PARIS (Reuters) - (Au 1er paragraphe, bien lire lundi)
Des juges d'instruction parisiens ont rendu le 11 juillet un non-lieu pour les responsables du groupe suisse de matériaux de construction Eternit, a annoncé lundi l'Association des victimes de l'amiante (AVA), un matériau cancérigène.
L'AVA dénonce dans un communiqué une volonté selon elle délibérée des magistrats instructeurs du pôle de santé publique de Paris de "mettre un terme par des non-lieux à toutes les affaires engagées par les victimes de l'amiante depuis 23 ans".
"C'est un véritable déni de justice", a pour sa part déclaré à Reuters le secrétaire national de l'Association nationale de défense des victimes de l'amiante (Andeva), Alain Bobbio. "Les magistrats, après plus de 20 ans d'instruction, n'ont écouté que le point de vue des employeurs."
L’amiante a fait des dizaines de milliers de victimes en France, qui meurent encore au rythme de 2.000 à 3.000 chaque année, 20 ans après l’interdiction de ce produit, selon les estimations. Selon Alain Bobbio, il y a eu 147 morts reconnus à cause de l'amiante dans la seule usine de Vitry-en-Charollais.
Comme d'autres dossiers d'intoxication à l'amiante, les juges d'instructions estiment notamment dans leur ordonnance que l'impossibilité de dater précisément la contamination rend aussi impossible l'incrimination de personnes.
Un argument qui fait bondir les associations de défense des victimes et leurs avocats. "Cela ne tient pas la route une seconde", a ainsi déclaré à Reuters Me Michel Ledoux, avocat des salariés de trois usines d'Eternit.

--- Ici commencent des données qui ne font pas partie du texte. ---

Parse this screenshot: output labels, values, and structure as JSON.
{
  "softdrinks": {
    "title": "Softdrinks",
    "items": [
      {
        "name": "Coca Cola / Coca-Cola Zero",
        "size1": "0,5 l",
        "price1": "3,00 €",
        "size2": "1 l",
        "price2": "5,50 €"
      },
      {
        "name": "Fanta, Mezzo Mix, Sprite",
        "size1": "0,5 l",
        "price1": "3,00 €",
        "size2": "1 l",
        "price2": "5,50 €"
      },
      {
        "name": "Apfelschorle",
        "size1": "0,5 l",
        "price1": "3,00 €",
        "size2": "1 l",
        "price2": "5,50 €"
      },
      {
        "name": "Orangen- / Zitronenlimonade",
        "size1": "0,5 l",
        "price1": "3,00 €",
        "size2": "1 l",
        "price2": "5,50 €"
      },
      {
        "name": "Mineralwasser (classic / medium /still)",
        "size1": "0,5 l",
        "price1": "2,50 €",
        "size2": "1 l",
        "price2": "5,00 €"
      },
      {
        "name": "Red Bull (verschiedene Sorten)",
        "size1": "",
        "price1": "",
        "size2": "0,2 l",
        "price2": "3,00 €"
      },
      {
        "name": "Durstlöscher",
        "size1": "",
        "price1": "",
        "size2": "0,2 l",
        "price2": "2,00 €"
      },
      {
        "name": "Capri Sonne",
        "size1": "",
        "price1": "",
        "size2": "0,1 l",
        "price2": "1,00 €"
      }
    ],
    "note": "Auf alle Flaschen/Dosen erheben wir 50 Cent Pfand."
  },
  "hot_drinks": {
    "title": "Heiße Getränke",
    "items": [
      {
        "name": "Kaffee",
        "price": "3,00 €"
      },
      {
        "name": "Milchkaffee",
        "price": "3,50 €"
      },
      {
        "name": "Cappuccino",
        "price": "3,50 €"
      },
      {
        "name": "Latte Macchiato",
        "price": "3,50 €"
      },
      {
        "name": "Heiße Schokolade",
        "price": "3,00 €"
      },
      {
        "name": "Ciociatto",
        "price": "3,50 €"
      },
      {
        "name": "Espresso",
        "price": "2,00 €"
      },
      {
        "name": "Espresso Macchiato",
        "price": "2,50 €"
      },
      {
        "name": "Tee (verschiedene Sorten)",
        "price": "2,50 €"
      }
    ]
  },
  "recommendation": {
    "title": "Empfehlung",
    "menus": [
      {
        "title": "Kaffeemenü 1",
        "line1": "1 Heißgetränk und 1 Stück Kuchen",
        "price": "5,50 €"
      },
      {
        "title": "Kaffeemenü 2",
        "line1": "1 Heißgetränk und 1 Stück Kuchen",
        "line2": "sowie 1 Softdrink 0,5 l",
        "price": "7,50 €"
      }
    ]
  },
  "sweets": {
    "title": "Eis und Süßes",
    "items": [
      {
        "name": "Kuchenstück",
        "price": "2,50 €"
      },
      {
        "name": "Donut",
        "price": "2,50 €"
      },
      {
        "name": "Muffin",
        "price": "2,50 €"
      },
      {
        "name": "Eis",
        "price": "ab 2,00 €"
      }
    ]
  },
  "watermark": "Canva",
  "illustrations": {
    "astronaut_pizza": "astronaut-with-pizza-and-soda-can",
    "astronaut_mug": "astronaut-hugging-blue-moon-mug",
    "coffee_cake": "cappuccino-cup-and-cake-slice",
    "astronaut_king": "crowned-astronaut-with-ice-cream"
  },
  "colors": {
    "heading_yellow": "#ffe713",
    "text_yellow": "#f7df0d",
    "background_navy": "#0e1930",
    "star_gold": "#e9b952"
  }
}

L'AVA et l'Andeva ont annoncé qu'elles allaient faire appel de ce non-lieu, qui concerne tous les sites d'Eternit.
Mais l'AVA compte surtout sur une citation directe à laquelle plus de mille victimes se sont jointes à ce jour et qui sera déposée officiellement en septembre prochain.
Cette citation directe, qui vise les "responsables nationaux" de la catastrophe sanitaire de l'amiante, doit permettre de contourner l'instruction et la décision du 11 juillet, explique l'association.
"C'est pour nous le moyen d'obtenir un procès pénal", a expliqué à Reuters l'un de ses dirigeants, Michel Parigot.
La chambre de l’instruction de la cour d’appel de Paris a annulé en 2017 la mise en examen des principaux responsables nationaux présumés dans deux dossiers de l’affaire de l’amiante.
Il s'agit de neuf hauts fonctionnaires, scientifiques et industriels, dont un ex-directeur général de la Santé et des membres du Comité permanent amiante (CPA), qui avaient été mis examen en 2011-2012 pour homicides et blessures involontaires.